Allah memang Maha Kuasa atas
hamba-Nya. Apapun bisa terjadi. Bahkan bagi saya, seperti berlebihan Allah memberi anugerah
ini. Kadang saya merasa agak takut juga. Khawatir tidak bisa bersyukur. Karena
datangnya benar benar min haisu laa yahtasib! Dari jalan yang tidak disangka. Hanya
dari wasilah sebuah buku BREAKING THE LIMIT dan kumpulan tulisan di blog, tiket
masuk ke surga belajar bernama Insan Cendekia Madani diperoleh Fathia secara
cuma-cuma. Cuma-cumanya juga beneran,
bukan pencitraan, bukan sekedar marketing gimmick. Apalagi PHP. Fathia memang menerima fasilitas beasiswa full dari Tali Foundation.

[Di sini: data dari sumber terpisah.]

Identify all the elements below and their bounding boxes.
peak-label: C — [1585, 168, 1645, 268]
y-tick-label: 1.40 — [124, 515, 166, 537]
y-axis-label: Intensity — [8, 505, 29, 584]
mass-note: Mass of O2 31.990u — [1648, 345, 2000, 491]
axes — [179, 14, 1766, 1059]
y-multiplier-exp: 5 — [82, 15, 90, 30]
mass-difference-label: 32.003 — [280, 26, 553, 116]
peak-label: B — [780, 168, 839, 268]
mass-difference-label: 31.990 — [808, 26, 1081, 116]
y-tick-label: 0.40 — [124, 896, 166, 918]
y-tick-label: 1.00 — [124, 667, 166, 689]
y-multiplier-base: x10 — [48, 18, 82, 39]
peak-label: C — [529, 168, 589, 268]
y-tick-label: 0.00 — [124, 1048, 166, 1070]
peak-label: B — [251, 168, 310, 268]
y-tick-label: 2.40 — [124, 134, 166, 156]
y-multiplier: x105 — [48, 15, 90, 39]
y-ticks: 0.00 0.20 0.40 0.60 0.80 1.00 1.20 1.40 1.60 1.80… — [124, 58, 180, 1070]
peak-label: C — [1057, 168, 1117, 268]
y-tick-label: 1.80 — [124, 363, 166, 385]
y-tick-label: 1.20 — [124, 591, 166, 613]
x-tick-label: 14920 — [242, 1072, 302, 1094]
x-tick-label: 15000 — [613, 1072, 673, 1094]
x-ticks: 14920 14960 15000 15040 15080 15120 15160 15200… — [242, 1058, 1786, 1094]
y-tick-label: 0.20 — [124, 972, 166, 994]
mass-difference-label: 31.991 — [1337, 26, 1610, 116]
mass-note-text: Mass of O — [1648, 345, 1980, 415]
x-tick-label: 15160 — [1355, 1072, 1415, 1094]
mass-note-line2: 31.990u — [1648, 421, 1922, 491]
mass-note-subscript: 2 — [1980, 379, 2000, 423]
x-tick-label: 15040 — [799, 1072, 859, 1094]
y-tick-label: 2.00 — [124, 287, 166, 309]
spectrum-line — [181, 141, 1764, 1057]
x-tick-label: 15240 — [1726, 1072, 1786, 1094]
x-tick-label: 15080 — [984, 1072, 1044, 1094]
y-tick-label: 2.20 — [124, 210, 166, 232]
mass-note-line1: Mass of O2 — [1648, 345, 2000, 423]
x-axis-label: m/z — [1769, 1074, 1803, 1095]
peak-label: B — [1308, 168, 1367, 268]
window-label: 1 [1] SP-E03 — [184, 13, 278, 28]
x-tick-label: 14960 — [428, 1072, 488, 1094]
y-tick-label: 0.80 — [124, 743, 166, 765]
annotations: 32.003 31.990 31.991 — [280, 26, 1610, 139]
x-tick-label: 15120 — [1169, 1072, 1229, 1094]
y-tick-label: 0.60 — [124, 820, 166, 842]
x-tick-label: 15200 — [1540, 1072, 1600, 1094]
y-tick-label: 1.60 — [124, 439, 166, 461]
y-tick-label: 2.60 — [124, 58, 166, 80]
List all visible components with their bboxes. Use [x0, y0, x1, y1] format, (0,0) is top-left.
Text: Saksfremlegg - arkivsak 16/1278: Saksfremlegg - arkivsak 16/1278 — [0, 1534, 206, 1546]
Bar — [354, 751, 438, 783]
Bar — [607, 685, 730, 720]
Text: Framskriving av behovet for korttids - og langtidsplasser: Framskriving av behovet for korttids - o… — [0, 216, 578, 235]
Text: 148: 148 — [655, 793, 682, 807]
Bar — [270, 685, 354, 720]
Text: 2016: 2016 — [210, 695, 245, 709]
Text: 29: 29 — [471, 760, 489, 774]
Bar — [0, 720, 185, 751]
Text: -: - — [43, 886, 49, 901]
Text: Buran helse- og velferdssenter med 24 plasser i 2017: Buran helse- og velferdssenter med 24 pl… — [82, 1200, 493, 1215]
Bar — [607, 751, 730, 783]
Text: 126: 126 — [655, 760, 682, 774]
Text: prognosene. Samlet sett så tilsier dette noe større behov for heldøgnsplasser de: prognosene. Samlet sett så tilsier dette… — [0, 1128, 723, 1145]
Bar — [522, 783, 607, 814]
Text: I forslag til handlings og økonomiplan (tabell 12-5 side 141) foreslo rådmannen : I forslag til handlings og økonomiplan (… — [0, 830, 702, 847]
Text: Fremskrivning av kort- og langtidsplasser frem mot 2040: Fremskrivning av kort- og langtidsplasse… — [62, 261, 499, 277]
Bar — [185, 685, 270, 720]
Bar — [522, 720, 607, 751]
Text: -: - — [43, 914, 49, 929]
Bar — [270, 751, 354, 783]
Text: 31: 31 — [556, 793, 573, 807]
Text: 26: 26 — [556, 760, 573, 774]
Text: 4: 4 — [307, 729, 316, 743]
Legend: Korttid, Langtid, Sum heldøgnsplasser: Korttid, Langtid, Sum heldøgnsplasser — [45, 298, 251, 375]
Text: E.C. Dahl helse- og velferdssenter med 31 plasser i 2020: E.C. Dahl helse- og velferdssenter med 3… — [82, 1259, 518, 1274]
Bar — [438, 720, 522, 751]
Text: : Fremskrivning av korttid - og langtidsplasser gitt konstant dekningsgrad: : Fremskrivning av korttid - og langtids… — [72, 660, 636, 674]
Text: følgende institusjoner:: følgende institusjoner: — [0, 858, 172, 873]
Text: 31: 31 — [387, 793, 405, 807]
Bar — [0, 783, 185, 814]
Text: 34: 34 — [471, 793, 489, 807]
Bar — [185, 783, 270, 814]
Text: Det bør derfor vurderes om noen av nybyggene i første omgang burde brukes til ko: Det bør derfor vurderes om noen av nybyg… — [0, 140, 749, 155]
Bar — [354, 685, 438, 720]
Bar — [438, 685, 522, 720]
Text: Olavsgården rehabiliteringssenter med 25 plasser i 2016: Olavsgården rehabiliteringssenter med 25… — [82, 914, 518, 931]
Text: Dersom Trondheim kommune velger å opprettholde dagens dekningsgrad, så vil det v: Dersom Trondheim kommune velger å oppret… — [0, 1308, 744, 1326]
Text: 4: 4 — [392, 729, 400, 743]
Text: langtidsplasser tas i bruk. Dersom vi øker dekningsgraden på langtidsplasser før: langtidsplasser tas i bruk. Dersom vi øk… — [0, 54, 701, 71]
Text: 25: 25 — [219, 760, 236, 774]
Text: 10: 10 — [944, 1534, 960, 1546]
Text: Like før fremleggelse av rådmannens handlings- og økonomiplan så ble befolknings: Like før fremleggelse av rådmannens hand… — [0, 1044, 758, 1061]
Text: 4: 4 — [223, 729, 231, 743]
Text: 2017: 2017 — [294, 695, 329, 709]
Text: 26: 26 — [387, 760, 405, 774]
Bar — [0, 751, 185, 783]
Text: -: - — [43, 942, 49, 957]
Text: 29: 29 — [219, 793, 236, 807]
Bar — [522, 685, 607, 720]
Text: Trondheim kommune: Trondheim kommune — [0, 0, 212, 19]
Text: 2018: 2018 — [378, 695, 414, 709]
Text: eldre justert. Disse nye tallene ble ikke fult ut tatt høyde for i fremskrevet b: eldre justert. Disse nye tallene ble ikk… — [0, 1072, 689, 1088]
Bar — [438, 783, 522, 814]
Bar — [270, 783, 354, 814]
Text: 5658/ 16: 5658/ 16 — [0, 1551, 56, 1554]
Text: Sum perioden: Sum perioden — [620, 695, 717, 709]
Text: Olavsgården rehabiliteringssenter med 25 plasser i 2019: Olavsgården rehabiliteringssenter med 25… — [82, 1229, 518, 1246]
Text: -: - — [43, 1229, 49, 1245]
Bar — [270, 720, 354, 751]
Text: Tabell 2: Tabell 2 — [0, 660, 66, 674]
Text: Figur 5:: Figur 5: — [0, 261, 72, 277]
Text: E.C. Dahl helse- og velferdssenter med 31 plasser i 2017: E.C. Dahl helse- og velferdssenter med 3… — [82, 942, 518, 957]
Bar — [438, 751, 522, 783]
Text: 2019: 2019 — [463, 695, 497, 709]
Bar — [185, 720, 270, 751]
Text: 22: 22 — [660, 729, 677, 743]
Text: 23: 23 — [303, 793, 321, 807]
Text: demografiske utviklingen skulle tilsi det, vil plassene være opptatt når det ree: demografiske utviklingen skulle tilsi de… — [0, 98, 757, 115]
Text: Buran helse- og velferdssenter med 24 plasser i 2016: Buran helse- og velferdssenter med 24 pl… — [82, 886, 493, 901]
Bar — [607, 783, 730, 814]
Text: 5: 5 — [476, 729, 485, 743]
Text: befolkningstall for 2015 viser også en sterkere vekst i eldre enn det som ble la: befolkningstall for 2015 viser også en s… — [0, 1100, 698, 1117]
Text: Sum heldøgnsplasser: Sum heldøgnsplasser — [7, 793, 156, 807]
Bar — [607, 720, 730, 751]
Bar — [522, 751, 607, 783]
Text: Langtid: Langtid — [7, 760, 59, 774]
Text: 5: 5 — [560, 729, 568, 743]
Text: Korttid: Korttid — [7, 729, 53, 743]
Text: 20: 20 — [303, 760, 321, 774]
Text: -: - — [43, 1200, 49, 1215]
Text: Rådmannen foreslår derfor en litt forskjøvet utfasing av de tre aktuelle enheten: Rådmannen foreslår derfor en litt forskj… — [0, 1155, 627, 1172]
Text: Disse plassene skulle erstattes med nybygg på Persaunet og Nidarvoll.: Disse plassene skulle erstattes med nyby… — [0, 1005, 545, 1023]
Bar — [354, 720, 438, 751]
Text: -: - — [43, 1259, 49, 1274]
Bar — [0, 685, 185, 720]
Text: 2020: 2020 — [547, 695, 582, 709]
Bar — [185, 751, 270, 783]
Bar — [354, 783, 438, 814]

Maka, beberapa hari terakhir kemarin,
Fathia-pun sibuk persiapan masuk sekolah barunya itu. Menjahitkan baju seragam
hingga berburu jersey negara peserta
Piala Dunia 2014. Saya jadi teringat dengan suasana yang tidak beda dengan
adiknya yang sudah duluan ber-boarding ria di sekolah pondok Tahfidh di
Jatisari, ujung timur Karawang. Rasanya, ia seperti “kualat” termakan
candaannya pada sang adik. Suka menggoda anak boarding sih. Jadinya masuk
boarding betulan, he he. Padahal SMAN yang ditarget sebenarnya bisa diraih
dengan nilai UN yang tempo hari diraih. Namun, Allah membelokannya jauh ke
barat, hingga melewati ibukota, kemudian hinggap di ICM, Serpong. Kalau
dihitung ICM ini adalah sekolah ke-8
yang disinggahi Fathia. Efek abinya yang nomaden, jadinya sekolah anak-anak
ikut nomaden juga.
Menyekolahkan anak memang selalu jadi
isu krusial sejak diamanahi jadi orang tua. Kadang emosional juga. Terutama
saat menentukan sekolah pilihan dan faktor biaya. Apalagi diamanahi dalam
jumlah banyak, lima. Tentu memerlukan pemikiran yang tidak sederhana. Di
samping mengawal proses pendidikannya. Termasuk memilih sekolah, juga mengelola anggarannya. Memang berbeda
dengan orang tua saya yang relatif tidak menemukan problem yang terlalu kompleks ketika menyekolahkan saya dan lima saudara
saya. Kecuali persoalan biaya saat menyekolahkan dan menguliahkan empat adik
saya.
Sekarang semuanya menjadi berbeda
ketika kita memahami lebih dalam tema pendidikan dan mencermati dinamikanya.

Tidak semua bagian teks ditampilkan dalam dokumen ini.